Aslında; Allah kuluna dert vermez, ders verir. Bu günler dertlenme değil, dertlerimizden ders çıkarma zamanıdır. Asla “Ben ne yapabilirim ki ...” diye, kurduğun cümlelerin arkasına sığınma… Çok şey yapabilirsin aslında… Gel okyanusta bir damla ol. Ağaç mı kestiler, orman mı yandı, sen elinden geldiğince ağaç dik mesela. Bir yerde çocuk mu öldürüldü, sen bu zulme inat ulaşabildiğin çocuklara yardım et. Bir yetimin başını okşa, bir defter al, bir kalem al, bir kitap al. Zalimce öldürenlere inat, sen birilerinin hayatına dokun ve yaşat. Özellikle yaşlıları daha çok kaybettiğimiz bu günlerde yaşlılara yardım et. Evdeki anne ve babana sahip çık, değerini kıymetini bil. Tüm insanlığı değiştiremeyiz belki ama kendimizi değiştirebiliriz. Sen değişirsen, ben değişirsem insanlık değişir. Herkes kendi evinin önünü temizlerse, tüm dünya temizlenir.

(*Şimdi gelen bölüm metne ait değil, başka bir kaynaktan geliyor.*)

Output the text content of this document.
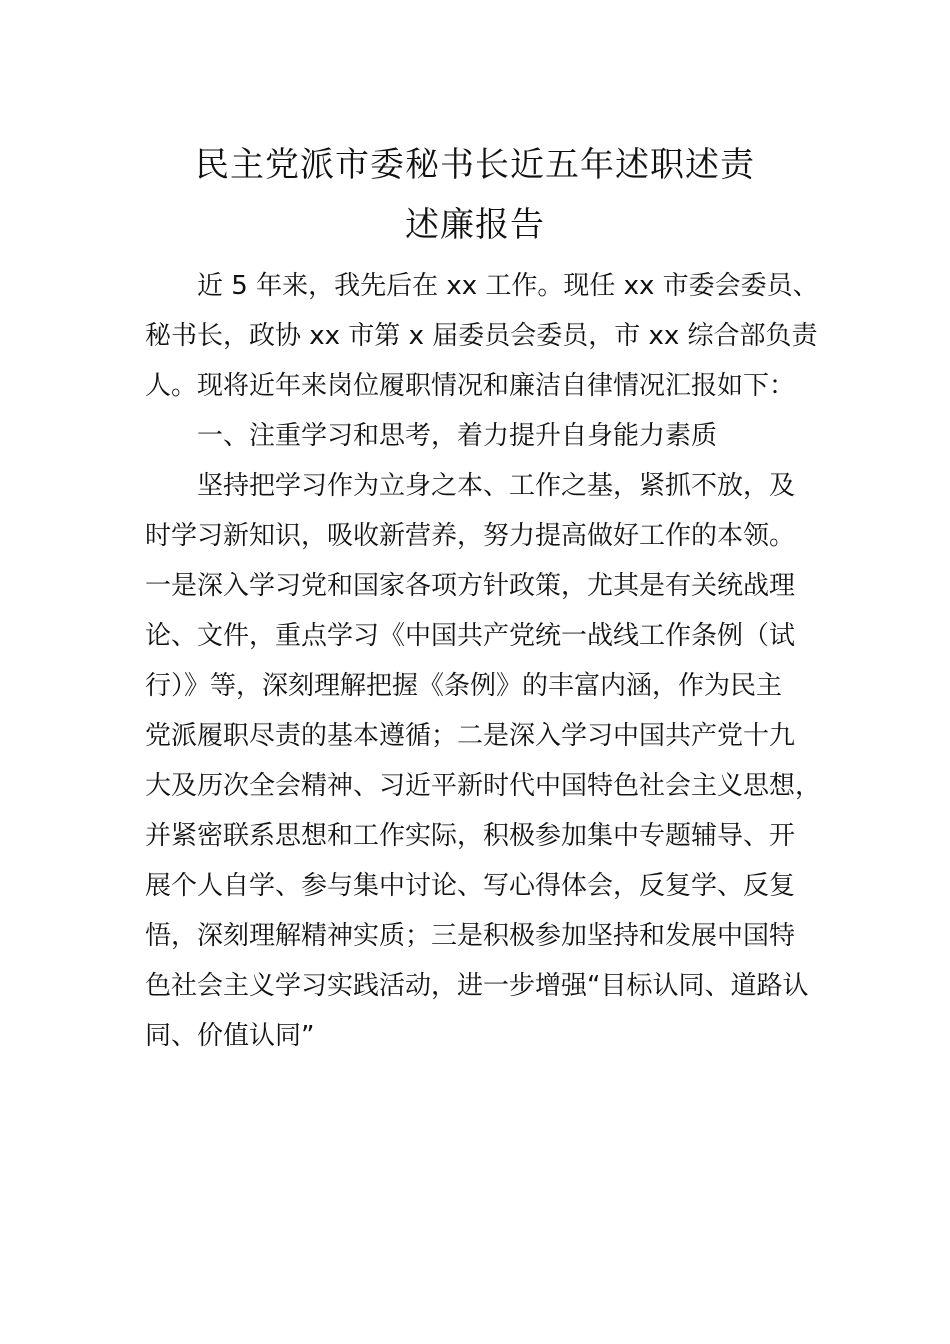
民主党派市委秘书长近五年述职述责
述廉报告
　　近 5 年来，我先后在 xx 工作。现任 xx 市委会委员、
秘书长，政协 xx 市第 x 届委员会委员，市 xx 综合部负责
人。现将近年来岗位履职情况和廉洁自律情况汇报如下：
　　一、注重学习和思考，着力提升自身能力素质
　　坚持把学习作为立身之本、工作之基，紧抓不放，及
时学习新知识，吸收新营养，努力提高做好工作的本领。
一是深入学习党和国家各项方针政策，尤其是有关统战理
论、文件，重点学习《中国共产党统一战线工作条例（试
行）》等，深刻理解把握《条例》的丰富内涵，作为民主
党派履职尽责的基本遵循；二是深入学习中国共产党十九
大及历次全会精神、习近平新时代中国特色社会主义思想，
并紧密联系思想和工作实际，积极参加集中专题辅导、开
展个人自学、参与集中讨论、写心得体会，反复学、反复
悟，深刻理解精神实质；三是积极参加坚持和发展中国特
色社会主义学习实践活动，进一步增强“目标认同、道路认
同、价值认同”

Unutma! Dünyayı iyilik kurtaracak. Sende yap bir iyilik at denize ki balık bilmezse Halik kesin bilir. İyilik kelebekleri kanat çırpsın dünyada. Zaman şikâyet etme zamanı değil, kendimizi sorgulama zamanıdır. Zaman kolektif bilinç oluşturma zamanıdır. Zaman ders alma zamanıdır. Zaman pişman olma zamanıdır. Zaman af dileme zamanıdır. Zaman dua etme zamanıdır.